Juliette ROCHE, Jardin animé des Méjades à Saint-Rémy-de-Provence, vers 1945-1950, huile sur toile © Dépôt de la Fondation Albert Gleizes au musée Estrine, Saint-Rémy-de-Provence,

À partir de 1926, Juliette Roche et son mari s’installent une partie de l’année aux Méjades leur propriété de Saint-Rémy-de-Provence, dont ils vont tenter de ranimer la vocation agricole. Il faut cependant attendre la fin de la Seconde guerre mondiale pour que Roche se décide à représenter son environnement immédiat. Renouant avec ses scènes urbaines des années 1910, elle s’intéresse alors de près aux marchés de Saint-Rémy ou d’Avignon dont elle décrit l’animation dans des coloris soutenus. La retiennent aussi les terrasses de café grouillantes de touristes de la cité des Papes, moins huppées peut-être que celle de la brasserie parisienne qu’elle avait brossée dans les années Trente (Terrasse du Scossa, 1936). Ultime jardin dans l’œuvre de Juliette Roche, celui des Méjades propose une vision exubérante de son lieu de vie et de création. Dans un tourbillon de touches multicolores, qui n’est pas sans raviver le souvenir de Vincent Van Gogh, chats et chiens se mêlent aux humains dans une joyeuse promiscuité.
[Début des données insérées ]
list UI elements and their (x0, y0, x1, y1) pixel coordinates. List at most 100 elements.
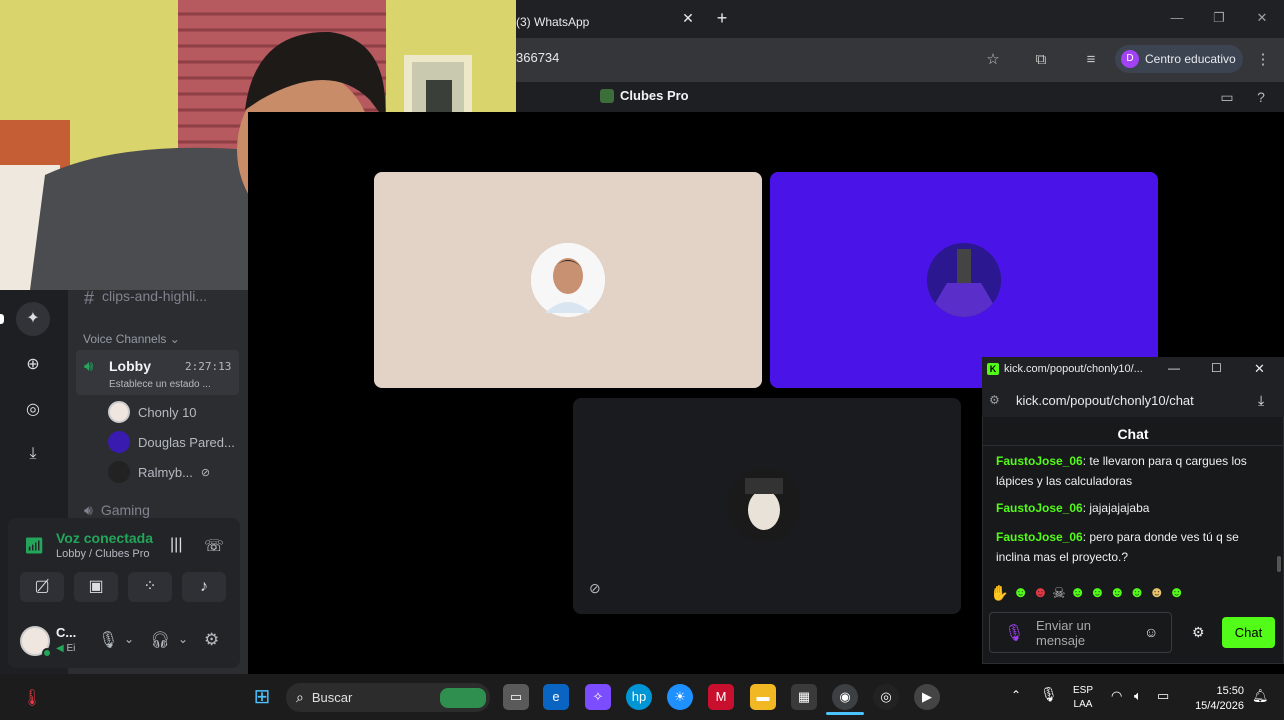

Juliette Roche et son mari, Albert Gleizes à New York

En 1927, avec son mari, elle fonde à Sablons (Isère), les « Coopératives artistiques et artisanales de Moly-Sabata », résidence d’artistes toujours en activité sous l’égide de la Fondation Albert Gleizes. Elle cesse de peindre après la disparition de son mari en 1953. L’exposition qui comprendra une centaine de peintures, dessins et céramiques, pour la plupart inédits et provenant de la Fondation Albert Gleizes, retracera la trajectoire artistique et littéraire de Juliette Roche. Celle-ci sera éclairée par une large présentation de ses archives personnelles afin de cerner au plus près l’identité de celle qui se désignait comme « la dame en peau de léopard » qui « boit du whisky et parle d’art » (Demi-cercle, 1920).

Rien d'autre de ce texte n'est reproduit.